Sunday, February 3, 2013

Flusser


Flusser brings up a lot of facts about where the word design comes from, its Latin word, its Greek word its German word etc. All coming to the conclusion that design is a way to “seduce people into perceiving distorted ideas” and that designers obtain the “ability to turn something to one's advantage”. I completely agree with what Flusser is saying but the way in which it is said sounds as though this all comes as a surprise or some grand revelation. Where as I've always though of design that way. My brain works very commercially, which is exactly why I 've always seen design through “deceptive” eyes. In advertising specifically, the designers g­oal is to sell a product or brand and beat out their competition. By doing this you have to make you product look better then others and call out key points that make your product stand out and become more worthwhile for the consumer. Flusser raises the question, “Who and what are we deceiving when we become involved with culture (with art, with technology – in short, with Design)?”. We are deceiving our consumers to make sure they are drawn into buying what we want them to buy.
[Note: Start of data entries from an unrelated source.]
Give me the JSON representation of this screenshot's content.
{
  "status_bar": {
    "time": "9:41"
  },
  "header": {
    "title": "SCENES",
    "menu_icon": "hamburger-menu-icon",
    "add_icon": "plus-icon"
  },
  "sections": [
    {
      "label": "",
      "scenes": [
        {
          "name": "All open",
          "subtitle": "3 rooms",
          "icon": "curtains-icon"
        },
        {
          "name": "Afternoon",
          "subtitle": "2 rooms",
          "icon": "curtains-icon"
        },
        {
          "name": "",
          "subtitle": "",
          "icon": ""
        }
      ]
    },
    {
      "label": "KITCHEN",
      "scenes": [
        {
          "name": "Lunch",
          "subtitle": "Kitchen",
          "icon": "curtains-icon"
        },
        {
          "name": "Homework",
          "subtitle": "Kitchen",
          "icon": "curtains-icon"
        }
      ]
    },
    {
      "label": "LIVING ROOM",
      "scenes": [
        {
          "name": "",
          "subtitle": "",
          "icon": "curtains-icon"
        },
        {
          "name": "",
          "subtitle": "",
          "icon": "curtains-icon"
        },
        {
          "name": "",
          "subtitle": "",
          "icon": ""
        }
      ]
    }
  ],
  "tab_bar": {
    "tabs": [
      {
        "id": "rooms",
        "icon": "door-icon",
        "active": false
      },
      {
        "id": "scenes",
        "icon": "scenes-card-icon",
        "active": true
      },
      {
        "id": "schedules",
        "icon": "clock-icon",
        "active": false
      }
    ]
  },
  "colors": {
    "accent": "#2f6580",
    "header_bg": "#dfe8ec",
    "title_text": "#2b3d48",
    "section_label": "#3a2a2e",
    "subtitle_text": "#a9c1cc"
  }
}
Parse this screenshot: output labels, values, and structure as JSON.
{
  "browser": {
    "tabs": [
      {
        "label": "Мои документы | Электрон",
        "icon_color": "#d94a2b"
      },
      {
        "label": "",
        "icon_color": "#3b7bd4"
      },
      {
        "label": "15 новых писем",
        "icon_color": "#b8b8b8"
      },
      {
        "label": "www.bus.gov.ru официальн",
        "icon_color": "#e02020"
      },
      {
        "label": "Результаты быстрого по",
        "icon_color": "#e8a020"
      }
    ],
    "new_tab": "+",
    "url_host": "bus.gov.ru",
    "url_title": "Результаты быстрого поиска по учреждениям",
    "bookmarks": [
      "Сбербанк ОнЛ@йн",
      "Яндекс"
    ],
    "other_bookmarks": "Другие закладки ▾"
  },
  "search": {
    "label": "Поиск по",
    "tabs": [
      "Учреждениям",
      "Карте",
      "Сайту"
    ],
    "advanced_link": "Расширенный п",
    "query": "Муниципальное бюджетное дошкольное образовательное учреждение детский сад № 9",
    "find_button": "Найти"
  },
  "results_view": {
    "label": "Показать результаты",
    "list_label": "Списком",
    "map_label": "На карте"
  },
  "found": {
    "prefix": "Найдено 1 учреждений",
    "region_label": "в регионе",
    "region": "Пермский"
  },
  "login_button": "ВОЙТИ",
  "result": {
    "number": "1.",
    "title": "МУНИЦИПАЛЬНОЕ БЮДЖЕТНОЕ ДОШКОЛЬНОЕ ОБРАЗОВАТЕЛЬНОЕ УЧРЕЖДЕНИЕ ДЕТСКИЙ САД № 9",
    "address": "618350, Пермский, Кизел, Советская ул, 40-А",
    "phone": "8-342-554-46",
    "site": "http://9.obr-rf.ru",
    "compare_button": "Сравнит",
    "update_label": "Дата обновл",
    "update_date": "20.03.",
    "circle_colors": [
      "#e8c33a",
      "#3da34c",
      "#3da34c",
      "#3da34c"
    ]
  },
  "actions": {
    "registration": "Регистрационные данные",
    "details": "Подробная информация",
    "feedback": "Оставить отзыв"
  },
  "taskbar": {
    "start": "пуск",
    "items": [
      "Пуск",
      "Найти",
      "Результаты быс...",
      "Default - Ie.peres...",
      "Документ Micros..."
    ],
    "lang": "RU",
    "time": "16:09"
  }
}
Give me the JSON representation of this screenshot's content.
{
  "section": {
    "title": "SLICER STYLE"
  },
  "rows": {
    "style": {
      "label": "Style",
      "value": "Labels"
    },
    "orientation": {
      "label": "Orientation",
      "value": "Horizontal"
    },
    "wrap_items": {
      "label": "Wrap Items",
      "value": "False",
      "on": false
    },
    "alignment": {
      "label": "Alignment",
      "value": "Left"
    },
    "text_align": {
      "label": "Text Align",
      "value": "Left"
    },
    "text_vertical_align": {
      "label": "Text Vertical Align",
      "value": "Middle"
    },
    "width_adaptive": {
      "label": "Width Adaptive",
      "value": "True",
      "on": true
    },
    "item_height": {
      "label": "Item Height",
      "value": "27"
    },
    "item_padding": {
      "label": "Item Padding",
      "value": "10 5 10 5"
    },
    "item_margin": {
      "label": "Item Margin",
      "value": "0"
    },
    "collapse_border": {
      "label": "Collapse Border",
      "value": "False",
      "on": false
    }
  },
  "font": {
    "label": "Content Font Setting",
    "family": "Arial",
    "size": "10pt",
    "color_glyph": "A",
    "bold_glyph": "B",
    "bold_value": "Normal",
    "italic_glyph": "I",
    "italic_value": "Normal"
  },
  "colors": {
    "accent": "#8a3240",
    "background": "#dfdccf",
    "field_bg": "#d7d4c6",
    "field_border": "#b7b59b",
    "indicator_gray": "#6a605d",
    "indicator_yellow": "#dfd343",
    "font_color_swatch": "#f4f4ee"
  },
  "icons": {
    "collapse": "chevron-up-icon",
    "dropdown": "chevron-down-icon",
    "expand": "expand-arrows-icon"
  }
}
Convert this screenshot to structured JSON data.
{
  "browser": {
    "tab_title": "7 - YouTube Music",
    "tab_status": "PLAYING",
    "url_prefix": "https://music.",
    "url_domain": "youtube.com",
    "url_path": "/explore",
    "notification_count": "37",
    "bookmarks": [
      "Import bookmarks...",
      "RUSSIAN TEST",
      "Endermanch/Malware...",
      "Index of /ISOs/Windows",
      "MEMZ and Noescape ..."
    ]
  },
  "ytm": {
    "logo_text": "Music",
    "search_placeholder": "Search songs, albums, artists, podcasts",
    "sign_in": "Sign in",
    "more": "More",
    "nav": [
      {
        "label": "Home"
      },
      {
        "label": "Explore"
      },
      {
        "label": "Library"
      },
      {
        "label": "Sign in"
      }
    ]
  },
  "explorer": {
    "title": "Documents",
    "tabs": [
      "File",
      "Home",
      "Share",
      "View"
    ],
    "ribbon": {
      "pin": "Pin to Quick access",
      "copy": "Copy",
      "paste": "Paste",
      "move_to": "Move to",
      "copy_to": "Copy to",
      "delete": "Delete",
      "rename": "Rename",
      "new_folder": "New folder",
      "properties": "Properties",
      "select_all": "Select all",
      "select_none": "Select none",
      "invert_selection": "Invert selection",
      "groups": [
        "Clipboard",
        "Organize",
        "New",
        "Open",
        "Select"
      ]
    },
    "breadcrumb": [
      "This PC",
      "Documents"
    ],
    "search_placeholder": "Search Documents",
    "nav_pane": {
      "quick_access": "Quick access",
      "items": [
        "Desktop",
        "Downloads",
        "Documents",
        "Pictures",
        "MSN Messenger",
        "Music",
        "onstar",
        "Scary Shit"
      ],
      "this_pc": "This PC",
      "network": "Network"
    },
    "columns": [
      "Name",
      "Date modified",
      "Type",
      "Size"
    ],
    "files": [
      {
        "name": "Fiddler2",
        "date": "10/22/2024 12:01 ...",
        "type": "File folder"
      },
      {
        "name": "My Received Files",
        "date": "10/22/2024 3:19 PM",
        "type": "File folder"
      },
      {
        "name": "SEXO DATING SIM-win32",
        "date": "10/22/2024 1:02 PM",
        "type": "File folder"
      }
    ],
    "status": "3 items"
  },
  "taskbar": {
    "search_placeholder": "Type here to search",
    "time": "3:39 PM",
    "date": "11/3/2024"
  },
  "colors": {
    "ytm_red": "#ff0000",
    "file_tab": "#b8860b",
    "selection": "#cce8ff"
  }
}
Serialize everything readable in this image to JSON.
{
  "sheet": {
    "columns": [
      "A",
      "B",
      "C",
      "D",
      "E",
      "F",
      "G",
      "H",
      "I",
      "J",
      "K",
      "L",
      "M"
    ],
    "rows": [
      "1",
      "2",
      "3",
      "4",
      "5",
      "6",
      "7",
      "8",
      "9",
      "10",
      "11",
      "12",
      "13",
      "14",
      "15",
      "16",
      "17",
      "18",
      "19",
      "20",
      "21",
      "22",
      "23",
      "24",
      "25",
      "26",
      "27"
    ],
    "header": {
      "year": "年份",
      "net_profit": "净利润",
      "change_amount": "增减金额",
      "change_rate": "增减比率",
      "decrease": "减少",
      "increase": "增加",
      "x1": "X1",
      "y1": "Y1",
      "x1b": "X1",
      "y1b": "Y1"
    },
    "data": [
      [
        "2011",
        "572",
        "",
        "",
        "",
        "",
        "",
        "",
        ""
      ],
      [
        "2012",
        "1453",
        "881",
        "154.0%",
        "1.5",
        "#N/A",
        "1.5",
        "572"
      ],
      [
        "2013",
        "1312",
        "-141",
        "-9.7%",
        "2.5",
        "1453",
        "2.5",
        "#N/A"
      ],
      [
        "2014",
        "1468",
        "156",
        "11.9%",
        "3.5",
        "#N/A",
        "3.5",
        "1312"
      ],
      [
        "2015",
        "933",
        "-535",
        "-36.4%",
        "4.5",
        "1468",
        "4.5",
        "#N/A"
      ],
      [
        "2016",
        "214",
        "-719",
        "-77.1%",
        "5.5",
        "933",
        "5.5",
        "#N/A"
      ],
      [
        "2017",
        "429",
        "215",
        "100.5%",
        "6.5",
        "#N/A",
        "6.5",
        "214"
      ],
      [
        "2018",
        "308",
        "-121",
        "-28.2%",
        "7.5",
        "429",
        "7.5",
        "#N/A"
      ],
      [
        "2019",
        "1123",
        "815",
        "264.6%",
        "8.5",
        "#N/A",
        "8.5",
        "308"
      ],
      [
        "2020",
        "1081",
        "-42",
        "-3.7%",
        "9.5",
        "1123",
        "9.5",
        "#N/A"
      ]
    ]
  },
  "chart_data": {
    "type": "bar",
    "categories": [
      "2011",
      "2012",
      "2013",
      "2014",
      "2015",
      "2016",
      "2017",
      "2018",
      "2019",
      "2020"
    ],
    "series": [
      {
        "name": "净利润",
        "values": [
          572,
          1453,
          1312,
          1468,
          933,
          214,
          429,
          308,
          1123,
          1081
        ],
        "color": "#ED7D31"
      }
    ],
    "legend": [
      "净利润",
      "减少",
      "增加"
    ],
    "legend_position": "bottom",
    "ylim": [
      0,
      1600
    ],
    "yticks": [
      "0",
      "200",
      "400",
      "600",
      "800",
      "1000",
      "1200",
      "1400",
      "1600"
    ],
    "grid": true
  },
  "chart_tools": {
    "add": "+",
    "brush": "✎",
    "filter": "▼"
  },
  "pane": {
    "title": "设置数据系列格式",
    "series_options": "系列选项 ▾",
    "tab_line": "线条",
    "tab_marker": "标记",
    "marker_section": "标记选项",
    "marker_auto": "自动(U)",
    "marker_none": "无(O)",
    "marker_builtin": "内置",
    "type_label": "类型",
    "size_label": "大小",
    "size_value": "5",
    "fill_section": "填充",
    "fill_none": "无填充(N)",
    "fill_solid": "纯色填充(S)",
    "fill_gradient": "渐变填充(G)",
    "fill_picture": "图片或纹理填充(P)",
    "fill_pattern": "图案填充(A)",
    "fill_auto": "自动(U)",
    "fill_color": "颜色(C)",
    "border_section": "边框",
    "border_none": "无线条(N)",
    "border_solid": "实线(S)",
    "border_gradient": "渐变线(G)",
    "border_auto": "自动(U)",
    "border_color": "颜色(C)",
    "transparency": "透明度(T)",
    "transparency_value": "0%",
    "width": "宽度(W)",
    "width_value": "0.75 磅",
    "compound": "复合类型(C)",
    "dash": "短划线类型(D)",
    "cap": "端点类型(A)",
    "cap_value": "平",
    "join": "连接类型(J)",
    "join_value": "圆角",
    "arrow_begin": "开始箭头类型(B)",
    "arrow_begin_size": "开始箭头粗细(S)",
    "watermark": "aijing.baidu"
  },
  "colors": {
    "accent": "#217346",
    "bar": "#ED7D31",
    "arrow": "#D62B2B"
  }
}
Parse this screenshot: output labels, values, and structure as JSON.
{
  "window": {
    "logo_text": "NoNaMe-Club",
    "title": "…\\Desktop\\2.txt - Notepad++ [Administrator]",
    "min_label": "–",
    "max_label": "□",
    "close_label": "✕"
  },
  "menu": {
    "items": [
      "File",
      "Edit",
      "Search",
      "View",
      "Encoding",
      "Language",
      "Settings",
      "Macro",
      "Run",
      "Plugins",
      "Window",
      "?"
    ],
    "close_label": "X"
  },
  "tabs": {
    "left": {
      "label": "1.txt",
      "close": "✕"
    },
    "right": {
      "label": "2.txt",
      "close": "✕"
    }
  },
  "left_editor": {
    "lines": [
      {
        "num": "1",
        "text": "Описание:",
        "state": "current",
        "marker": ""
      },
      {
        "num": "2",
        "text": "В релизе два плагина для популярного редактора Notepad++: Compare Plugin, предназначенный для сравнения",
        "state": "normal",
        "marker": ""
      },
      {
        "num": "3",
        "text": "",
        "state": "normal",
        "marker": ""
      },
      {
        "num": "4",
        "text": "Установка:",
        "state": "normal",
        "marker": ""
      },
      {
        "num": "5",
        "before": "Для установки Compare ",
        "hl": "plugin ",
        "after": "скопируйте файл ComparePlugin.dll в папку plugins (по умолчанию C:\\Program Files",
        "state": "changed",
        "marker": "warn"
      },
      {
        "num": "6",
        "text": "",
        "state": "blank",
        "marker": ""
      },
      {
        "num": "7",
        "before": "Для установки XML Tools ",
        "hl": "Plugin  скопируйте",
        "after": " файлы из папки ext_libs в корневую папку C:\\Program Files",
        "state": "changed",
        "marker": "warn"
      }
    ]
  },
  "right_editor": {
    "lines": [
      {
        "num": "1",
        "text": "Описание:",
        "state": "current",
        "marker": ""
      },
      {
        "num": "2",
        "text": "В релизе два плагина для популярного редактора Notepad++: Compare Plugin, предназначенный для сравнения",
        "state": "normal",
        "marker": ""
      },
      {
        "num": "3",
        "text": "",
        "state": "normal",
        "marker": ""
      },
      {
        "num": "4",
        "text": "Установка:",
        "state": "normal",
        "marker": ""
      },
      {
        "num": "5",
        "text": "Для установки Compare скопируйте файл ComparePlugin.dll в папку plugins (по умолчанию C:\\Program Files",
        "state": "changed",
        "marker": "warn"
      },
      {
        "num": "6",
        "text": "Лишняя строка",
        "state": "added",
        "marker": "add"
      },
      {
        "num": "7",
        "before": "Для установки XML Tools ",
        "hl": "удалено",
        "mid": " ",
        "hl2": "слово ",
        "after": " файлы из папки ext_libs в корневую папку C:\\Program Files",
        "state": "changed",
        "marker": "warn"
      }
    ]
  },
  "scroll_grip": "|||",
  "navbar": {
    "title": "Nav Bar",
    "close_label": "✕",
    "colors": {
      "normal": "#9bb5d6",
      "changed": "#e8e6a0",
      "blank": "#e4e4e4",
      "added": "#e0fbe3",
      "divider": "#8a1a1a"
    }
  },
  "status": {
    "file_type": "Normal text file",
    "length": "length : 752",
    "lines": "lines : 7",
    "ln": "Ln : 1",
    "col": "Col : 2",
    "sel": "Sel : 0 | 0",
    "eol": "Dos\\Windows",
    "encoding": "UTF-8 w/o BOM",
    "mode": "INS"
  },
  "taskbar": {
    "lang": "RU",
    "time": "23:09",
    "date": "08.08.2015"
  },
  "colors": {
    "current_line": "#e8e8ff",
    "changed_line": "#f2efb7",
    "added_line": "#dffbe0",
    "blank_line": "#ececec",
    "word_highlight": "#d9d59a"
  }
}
We are deceiving fellow designers and the common folk just passing by. We need them to believe that every line, every word, every image is intentional and that the color, the font, and composition is specific for that layout. We need them to believe that our design is the right design, that there is no better way of putting it. If design is not trickery then it just becomes something that is pretty (hopefully), a piece of home décor. Without that tinge of deception it becomes a “what you see is what you get” piece. There is no deeper meaning, no underlying or between the lines message to decode and what's the fun in that?